The young adult adaptation of Chasten Buttigieg’s 2020 New York Times bestselling memoir, “I Have Something to Tell You,” debuted Tuesday, but the husband of Transportation Secretary Pete Buttigieg is worried the book — about growing up gay in a small Midwestern town — won’t “get into the hands of the people that need it most.”
“I’m a dad and I taught middle school, so I wrote a completely age-appropriate book,” the 33-year-old said in an interview with MSNBC’s Stephanie Ruhle. “So, if it’s banned, it’s just politics.”
His fear comes amid record instances of book censorship in the United States and state efforts to ban lessons about LGBTQ issues in the classroom.
In its latest annual book censorship report, the American Library Association documented 1,269 challenges to more than 2,500 books last year, the highest number of attempted book bans since it began tracking such efforts in 2001. Of the 13 books that made the association’s list of most challenged books last year, seven titles — including three of the top four — were challenged for having LGBTQ content, it found.
Buttigieg, who grew up in Traverse City, Michigan, said his young adult memoir is the book he wishes he had when he was a student.
“When I was growing up in northern Michigan, at the time, I thought I was the only gay person in the world.
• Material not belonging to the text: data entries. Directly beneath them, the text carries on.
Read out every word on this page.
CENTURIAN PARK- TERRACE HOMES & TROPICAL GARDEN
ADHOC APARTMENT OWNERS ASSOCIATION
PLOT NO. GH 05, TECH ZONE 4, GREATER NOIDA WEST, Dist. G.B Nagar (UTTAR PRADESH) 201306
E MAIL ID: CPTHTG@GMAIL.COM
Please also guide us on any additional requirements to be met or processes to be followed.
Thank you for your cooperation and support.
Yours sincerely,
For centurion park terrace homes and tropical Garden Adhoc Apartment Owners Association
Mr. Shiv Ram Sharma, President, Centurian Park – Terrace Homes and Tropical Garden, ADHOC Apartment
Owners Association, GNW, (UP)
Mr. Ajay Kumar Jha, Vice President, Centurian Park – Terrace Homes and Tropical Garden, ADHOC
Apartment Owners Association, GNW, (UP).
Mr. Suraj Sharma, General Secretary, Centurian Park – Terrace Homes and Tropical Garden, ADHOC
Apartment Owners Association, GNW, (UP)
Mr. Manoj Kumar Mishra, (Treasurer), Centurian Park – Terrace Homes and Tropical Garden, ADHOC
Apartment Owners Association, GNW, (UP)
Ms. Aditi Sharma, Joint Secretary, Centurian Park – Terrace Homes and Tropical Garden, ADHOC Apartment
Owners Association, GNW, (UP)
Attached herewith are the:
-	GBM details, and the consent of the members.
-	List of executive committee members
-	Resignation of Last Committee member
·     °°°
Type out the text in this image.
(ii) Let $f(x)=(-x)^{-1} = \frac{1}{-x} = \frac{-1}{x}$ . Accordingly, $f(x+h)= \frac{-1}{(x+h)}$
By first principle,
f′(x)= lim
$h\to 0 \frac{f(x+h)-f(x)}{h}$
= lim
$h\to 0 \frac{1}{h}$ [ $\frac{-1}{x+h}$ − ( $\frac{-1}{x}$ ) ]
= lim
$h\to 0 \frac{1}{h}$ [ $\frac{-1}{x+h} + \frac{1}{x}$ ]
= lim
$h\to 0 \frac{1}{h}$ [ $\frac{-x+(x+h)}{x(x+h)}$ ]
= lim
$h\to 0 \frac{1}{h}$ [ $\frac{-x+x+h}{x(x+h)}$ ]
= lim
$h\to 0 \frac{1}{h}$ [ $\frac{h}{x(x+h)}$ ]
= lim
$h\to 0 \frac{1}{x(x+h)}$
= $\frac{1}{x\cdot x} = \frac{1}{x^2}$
I thought something was wrong with me,” he said.
Buttigieg said it’s “a little bit of both” when asked if he thinks it’s easier or more difficult to come out now — in a political environment that has spawned hundreds of anti-LGBTQ bills in statehouses across the U.S. — than it was when he came out.
“I remember growing up and everyone kept saying, ‘It gets better, it gets better,’ and it did in some ways,” he said, citing his ability to get married and become a dad. “But because it was getting better, I think some people are now focused on making it worse.”
Buttigieg said the current political environment means it’s time for “active allyship,” and he encouraged LGBTQ allies to “get off the couch and find a way to use your positions of power or privilege or money or time to help.”
“Helping can look like a myriad of things for everyone, but ask yourself: Have I earned the title of ally? Or have I just given it to myself?” he said.
When asked what story or anecdote in his young adult memoir would have had the biggest impact on him as an eighth grader, Buttigieg said he would have “benefited from a 10-second conversation with my parents when I was younger.”
“What if they sat me down and said, ‘We just want you to know that you are loved, no matter what, unconditionally. If you’re gay, straight, no matter what, you will always have a roof over your head and you will always have two parents who love you.’ Imagine if I could have heard that, and then poured myself into everything else that young people should be paying attention to: sports, academics. But for 18 years, I hated myself because I was convinced that my parents would hate me and then I would lose everything.”
He added that the No. 1 thing he wants young people to take away from his memoir is: “There is goodness out here in this world. People do love you. People are fighting for you.”